The justices, voting 5-4, struck
down the law’s formula for determining which states must get federal
approval before changing their election rules. The ruling all but
invalidates that preclearance requirement, leaving it without force
unless Congress can enact a new method for determining which
jurisdictions are covered. The ruling marks one of the biggest civil rights decisions in decades. It’s the boldest step yet by Chief Justice John Roberts’s conservative majority to cut back legal protections that have benefited racial minorities since the 1960s. The decision blocks a tool the Justice Department has used to halt thousands of state and local voting changes, including identification laws in Texas and South Carolina last year.
“Our country has changed, and while any racial discrimination in voting is too much, Congress must ensure that the legislation it passes to remedy that problem speaks to current conditions,” Roberts wrote for the court.

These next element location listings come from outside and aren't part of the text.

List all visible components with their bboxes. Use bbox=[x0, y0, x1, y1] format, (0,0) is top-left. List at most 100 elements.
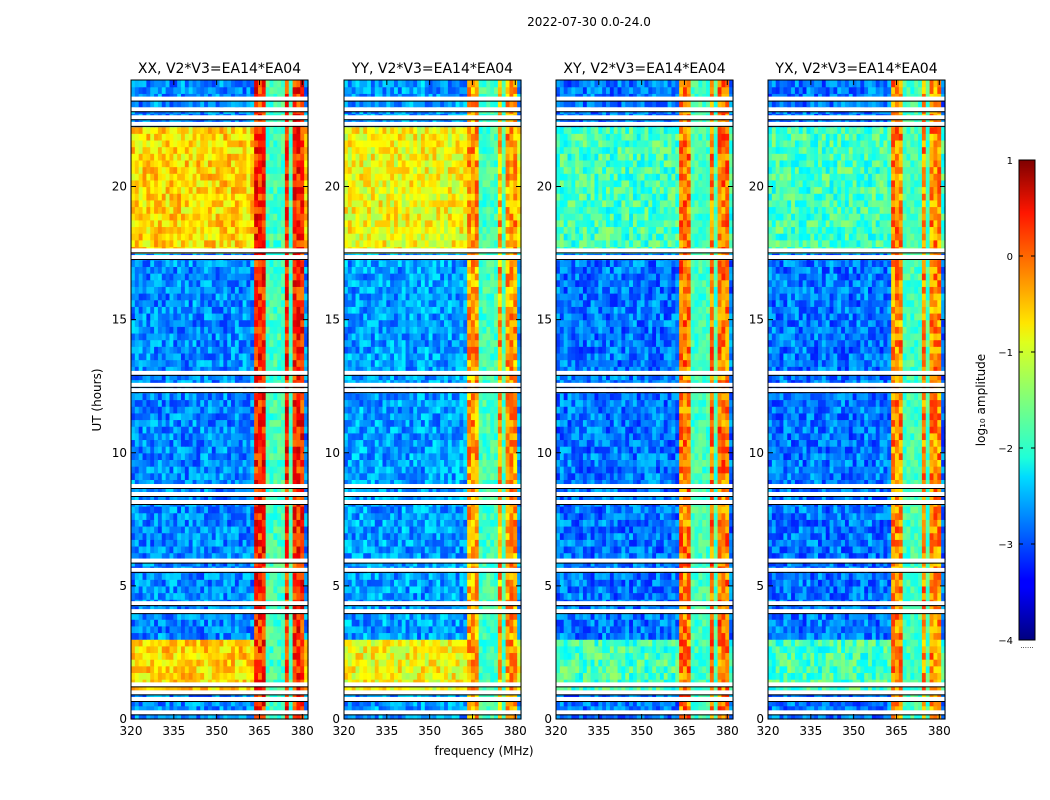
heatmap-cell bbox=[281, 699, 286, 707]
heatmap-cell bbox=[188, 412, 194, 421]
heatmap-cell bbox=[250, 86, 255, 94]
heatmap-cell bbox=[154, 80, 159, 88]
heatmap-cell bbox=[134, 299, 140, 307]
heatmap-cell bbox=[207, 446, 213, 454]
heatmap-cell bbox=[177, 332, 182, 341]
heatmap-cell bbox=[146, 186, 151, 194]
heatmap-cell bbox=[284, 479, 290, 487]
heatmap-cell bbox=[204, 545, 209, 554]
heatmap-cell bbox=[238, 346, 244, 354]
heatmap-cell bbox=[157, 359, 163, 367]
heatmap-cell bbox=[219, 159, 224, 168]
heatmap-cell bbox=[181, 286, 186, 294]
heatmap-cell bbox=[142, 213, 147, 221]
heatmap-cell bbox=[204, 199, 209, 208]
heatmap-cell bbox=[261, 486, 267, 494]
heatmap-cell bbox=[304, 326, 309, 334]
heatmap-cell bbox=[292, 319, 298, 327]
y-tick-label: 20 bbox=[112, 180, 127, 194]
heatmap-cell bbox=[269, 699, 274, 707]
heatmap-cell bbox=[284, 299, 290, 307]
heatmap-cell bbox=[231, 226, 236, 234]
heatmap-cell bbox=[405, 712, 411, 720]
heatmap-cell bbox=[292, 486, 298, 494]
heatmap-cell bbox=[250, 173, 255, 181]
heatmap-cell bbox=[288, 652, 294, 660]
heatmap-cell bbox=[432, 645, 437, 654]
heatmap-cell bbox=[273, 319, 278, 327]
heatmap-cell bbox=[134, 86, 140, 94]
heatmap-cell bbox=[192, 545, 198, 554]
heatmap-cell bbox=[265, 592, 271, 600]
heatmap-cell bbox=[200, 572, 205, 580]
heatmap-cell bbox=[246, 619, 251, 627]
heatmap-cell bbox=[138, 193, 144, 201]
heatmap-cell bbox=[359, 645, 364, 654]
heatmap-cell bbox=[192, 552, 198, 560]
heatmap-cell bbox=[215, 685, 221, 693]
heatmap-cell bbox=[211, 592, 217, 600]
heatmap-cell bbox=[188, 672, 194, 680]
heatmap-cell bbox=[196, 552, 201, 560]
heatmap-cell bbox=[359, 699, 364, 707]
heatmap-cell bbox=[146, 299, 151, 307]
heatmap-cell bbox=[304, 339, 309, 347]
heatmap-cell bbox=[169, 432, 174, 441]
heatmap-cell bbox=[281, 279, 286, 287]
heatmap-cell bbox=[157, 406, 163, 414]
heatmap-cell bbox=[211, 572, 217, 580]
heatmap-cell bbox=[277, 645, 282, 654]
heatmap-cell bbox=[281, 213, 286, 221]
heatmap-cell bbox=[238, 213, 244, 221]
heatmap-cell bbox=[296, 372, 301, 381]
heatmap-cell bbox=[242, 293, 248, 301]
heatmap-cell bbox=[207, 352, 213, 361]
heatmap-cell bbox=[420, 685, 426, 693]
heatmap-cell bbox=[273, 406, 278, 414]
heatmap-cell bbox=[238, 139, 244, 148]
heatmap-cell bbox=[188, 392, 194, 401]
heatmap-cell bbox=[284, 585, 290, 594]
heatmap-cell bbox=[188, 279, 194, 287]
heatmap-cell bbox=[150, 199, 155, 208]
heatmap-cell bbox=[288, 459, 294, 467]
heatmap-cell bbox=[292, 459, 298, 467]
heatmap-cell bbox=[154, 472, 159, 480]
heatmap-cell bbox=[231, 685, 236, 693]
heatmap-cell bbox=[277, 166, 282, 174]
heatmap-cell bbox=[254, 579, 259, 587]
heatmap-cell bbox=[288, 659, 294, 667]
y-tick-label: 0 bbox=[119, 712, 127, 726]
heatmap-cell bbox=[296, 312, 301, 321]
heatmap-cell bbox=[154, 512, 159, 520]
heatmap-cell bbox=[177, 346, 182, 354]
heatmap-cell bbox=[169, 479, 174, 487]
heatmap-cell bbox=[131, 552, 136, 560]
heatmap-cell bbox=[234, 685, 240, 693]
heatmap-cell bbox=[292, 286, 298, 294]
heatmap-cell bbox=[231, 213, 236, 221]
heatmap-cell bbox=[192, 99, 198, 108]
heatmap-cell bbox=[211, 266, 217, 274]
heatmap-cell bbox=[517, 665, 522, 674]
heatmap-cell bbox=[223, 612, 228, 620]
heatmap-cell bbox=[363, 659, 368, 667]
heatmap-cell bbox=[150, 692, 155, 700]
heatmap-cell bbox=[204, 612, 209, 620]
heatmap-cell bbox=[231, 153, 236, 161]
heatmap-cell bbox=[284, 239, 290, 248]
heatmap-cell bbox=[227, 326, 232, 334]
heatmap-cell bbox=[169, 259, 174, 267]
heatmap-cell bbox=[134, 685, 140, 693]
heatmap-cell bbox=[246, 665, 251, 674]
heatmap-cell bbox=[265, 652, 271, 660]
heatmap-cell bbox=[154, 166, 159, 174]
heatmap-cell bbox=[296, 572, 301, 580]
heatmap-cell bbox=[432, 699, 437, 707]
heatmap-cell bbox=[470, 645, 476, 654]
heatmap-cell bbox=[192, 665, 198, 674]
heatmap-cell bbox=[177, 99, 182, 108]
heatmap-cell bbox=[497, 652, 503, 660]
heatmap-cell bbox=[142, 452, 147, 461]
heatmap-cell bbox=[486, 685, 491, 693]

The justices will issue the final rulings of their nine-month term tomorrow, including decisions on gay marriage. The court yesterday ordered tougher judicial scrutiny of university affirmative action programs.
Today’s ruling had an immediate effect in Texas, where a voter ID law had been blocked by the Justice Department. Texas Attorney General Greg Abbott said in a statement today that the ID law will take effect “immediately.”
Obama ‘Disappointed’
“I am deeply disappointed with the Supreme Court’s decision today,” President Barack Obama said in a statement released by the White House. The ruling “upsets decades of well-established practices that help make sure voting is fair, especially in places where voting discrimination has been historically prevalent.”The court split along familiar ideological lines. Justices Antonin Scalia, Clarence Thomas, Anthony Kennedy and Samuel Alito joined Roberts in the majority. Justices Stephen Breyer, Ruth Bader Ginsburg, Sonia Sotomayor and Elena Kagan dissented.

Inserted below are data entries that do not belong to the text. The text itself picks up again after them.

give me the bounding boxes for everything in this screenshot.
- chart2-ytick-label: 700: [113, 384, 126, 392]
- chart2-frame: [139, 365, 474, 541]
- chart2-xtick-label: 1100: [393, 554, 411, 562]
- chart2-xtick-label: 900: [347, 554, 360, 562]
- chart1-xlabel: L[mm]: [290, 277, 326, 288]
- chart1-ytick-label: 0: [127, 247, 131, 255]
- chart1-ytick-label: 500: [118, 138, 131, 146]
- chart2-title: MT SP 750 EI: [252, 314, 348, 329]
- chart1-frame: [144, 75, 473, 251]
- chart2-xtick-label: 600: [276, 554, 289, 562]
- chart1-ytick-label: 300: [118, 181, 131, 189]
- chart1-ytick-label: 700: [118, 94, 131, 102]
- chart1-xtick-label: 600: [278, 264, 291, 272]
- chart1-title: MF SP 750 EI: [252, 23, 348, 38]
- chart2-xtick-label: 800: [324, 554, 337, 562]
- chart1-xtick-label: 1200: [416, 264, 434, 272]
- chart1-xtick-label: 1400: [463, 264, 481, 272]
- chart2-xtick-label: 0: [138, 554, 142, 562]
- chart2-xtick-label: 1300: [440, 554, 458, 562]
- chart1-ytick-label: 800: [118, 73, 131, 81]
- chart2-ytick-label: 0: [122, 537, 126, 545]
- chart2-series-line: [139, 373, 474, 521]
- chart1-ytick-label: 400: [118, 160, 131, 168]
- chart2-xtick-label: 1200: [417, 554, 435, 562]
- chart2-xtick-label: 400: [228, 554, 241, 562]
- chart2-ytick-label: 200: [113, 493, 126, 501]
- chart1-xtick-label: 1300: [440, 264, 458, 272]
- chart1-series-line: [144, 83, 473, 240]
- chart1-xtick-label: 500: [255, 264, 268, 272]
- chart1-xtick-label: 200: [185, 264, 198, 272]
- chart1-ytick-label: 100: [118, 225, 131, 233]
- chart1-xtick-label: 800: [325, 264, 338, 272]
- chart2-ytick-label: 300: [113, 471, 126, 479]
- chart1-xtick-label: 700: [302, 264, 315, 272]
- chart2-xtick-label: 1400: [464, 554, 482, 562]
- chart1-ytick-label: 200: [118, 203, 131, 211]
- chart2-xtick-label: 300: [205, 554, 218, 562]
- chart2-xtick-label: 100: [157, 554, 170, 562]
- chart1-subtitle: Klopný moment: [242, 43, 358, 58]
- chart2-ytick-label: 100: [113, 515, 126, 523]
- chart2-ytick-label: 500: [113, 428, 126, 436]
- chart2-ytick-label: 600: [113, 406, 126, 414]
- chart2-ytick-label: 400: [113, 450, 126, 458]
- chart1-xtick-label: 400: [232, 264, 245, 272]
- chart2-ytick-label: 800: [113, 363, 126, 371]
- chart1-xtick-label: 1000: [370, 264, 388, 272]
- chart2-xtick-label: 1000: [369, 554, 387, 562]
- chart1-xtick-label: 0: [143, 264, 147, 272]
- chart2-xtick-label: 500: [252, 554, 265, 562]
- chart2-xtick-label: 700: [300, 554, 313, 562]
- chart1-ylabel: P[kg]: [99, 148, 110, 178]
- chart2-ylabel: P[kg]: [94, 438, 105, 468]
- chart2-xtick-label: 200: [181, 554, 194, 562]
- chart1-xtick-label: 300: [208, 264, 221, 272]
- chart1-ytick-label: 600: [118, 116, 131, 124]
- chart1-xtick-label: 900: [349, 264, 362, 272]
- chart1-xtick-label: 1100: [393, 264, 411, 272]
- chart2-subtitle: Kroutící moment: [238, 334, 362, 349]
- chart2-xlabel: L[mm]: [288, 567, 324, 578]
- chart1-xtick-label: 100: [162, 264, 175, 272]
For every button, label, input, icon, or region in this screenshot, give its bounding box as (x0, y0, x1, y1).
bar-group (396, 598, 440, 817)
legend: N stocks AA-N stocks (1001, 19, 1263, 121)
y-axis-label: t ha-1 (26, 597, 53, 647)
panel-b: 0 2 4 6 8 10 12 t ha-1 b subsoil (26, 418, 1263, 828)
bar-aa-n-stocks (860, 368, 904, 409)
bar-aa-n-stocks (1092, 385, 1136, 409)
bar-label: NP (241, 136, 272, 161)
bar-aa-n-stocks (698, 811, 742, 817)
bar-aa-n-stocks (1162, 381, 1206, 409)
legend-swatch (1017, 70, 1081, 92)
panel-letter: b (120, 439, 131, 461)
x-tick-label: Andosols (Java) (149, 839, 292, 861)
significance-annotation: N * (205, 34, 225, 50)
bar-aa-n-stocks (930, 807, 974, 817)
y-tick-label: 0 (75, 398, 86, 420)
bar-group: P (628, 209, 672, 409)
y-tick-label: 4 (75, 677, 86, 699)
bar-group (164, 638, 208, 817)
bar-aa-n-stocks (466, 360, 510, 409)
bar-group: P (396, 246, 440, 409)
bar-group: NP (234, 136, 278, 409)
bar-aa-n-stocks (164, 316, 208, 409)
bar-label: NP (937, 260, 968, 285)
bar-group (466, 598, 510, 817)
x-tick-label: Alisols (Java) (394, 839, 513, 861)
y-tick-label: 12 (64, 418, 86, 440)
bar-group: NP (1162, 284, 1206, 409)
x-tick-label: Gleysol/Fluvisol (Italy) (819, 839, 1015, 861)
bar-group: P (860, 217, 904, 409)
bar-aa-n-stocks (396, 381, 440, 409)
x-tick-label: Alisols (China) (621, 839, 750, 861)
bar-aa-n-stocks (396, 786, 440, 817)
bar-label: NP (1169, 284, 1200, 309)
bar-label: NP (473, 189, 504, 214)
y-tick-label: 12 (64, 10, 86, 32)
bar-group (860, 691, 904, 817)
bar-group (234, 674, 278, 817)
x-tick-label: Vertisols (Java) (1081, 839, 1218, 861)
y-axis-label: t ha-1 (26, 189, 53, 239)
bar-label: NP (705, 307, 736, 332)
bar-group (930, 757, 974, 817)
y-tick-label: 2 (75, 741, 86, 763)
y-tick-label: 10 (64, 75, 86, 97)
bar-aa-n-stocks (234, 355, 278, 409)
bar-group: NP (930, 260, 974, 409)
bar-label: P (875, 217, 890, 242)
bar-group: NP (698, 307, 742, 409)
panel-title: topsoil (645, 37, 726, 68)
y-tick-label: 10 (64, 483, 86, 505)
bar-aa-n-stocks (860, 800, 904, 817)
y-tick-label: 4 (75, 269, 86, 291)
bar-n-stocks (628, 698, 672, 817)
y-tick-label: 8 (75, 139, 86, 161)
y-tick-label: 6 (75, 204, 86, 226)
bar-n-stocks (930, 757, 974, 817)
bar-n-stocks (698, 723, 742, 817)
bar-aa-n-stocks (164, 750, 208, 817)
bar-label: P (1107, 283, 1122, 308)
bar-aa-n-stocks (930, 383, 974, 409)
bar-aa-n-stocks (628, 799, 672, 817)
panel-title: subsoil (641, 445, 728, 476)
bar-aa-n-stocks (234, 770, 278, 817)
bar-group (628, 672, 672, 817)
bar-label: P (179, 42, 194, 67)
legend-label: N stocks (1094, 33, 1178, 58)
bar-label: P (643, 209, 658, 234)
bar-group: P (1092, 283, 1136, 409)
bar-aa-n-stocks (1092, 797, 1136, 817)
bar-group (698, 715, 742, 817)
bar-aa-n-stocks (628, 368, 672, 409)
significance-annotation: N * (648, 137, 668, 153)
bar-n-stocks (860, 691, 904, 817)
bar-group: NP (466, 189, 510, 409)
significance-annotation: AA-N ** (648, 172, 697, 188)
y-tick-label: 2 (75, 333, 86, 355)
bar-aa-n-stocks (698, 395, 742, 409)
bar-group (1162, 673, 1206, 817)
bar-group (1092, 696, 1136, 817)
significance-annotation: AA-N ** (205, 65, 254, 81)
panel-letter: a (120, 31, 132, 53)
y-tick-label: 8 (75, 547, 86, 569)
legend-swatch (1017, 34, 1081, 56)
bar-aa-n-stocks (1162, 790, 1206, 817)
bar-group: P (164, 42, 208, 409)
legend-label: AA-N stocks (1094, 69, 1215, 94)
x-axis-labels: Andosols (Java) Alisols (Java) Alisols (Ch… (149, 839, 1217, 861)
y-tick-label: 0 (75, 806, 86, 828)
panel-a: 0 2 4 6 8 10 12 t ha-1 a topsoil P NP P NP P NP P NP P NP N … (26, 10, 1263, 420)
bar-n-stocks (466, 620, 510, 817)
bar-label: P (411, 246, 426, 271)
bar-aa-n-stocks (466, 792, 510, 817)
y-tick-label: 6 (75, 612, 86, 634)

Under the preclearance requirement, all or parts of 15 states had to get federal approval before changing election districts, amending voting rules or even moving a polling place. The Justice Department used that provision, which covers virtually the entire South, to object to more than 2,400 state and local voting changes from 1982 to 2006.
Old Formula
The court majority faulted Congress for relying on a decades-old formula for determining which states were covered by the preclearance requirement, also known as Section 5. The formula ties coverage to voter registration rates, turnout and ballot-box rules in the 1960s and early 1970s.“Those extraordinary and unprecedented features were reauthorized -- as if nothing had changed,” Roberts wrote. “In fact, the act’s unusual remedies have grown even stronger.”
The court left Section 5 itself intact. Thomas wrote that he would have invalidated that as well.

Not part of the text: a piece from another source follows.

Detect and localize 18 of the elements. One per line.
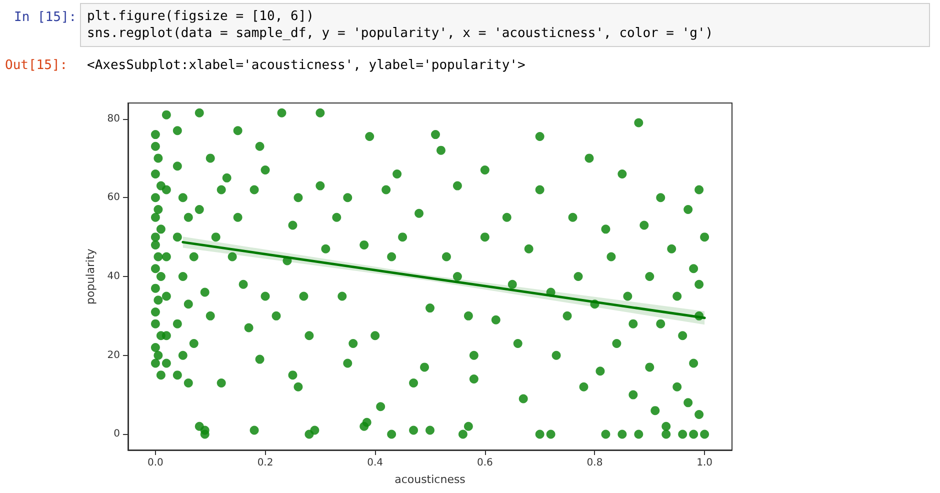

Congress reauthorized the law in 2006, extending it for 25 years on lopsided votes: 98-0 in the Senate and 390-33 in the House. Then-President George W. Bush, a Republican, signed the measure into law.
‘Errs Egregiously’
“After exhaustive evidence-gathering and deliberative process, Congress reauthorized the VRA, including the coverage provision, with overwhelming bipartisan support,” wrote Ginsburg, who read a summary of her dissent from the bench to give it added emphasis. “In my judgment, the court errs egregiously by overriding Congress’s decision.”The Voting Rights Act was enacted to combat discrimination that kept black people away from Southern polling places for generations. A separate section of the law bars voting discrimination nationwide and isn’t affected by the high court case.
Roberts said Congress “may draft another formula based on current conditions.” Still, political realities are likely to make that task difficult, if not impossible.
“As long as Republicans have a majority in the House and Democrats don’t have 60 votes in the Senate, there will be no preclearance,” Senator Charles Schumer, a Democrat from New York, said in a statement.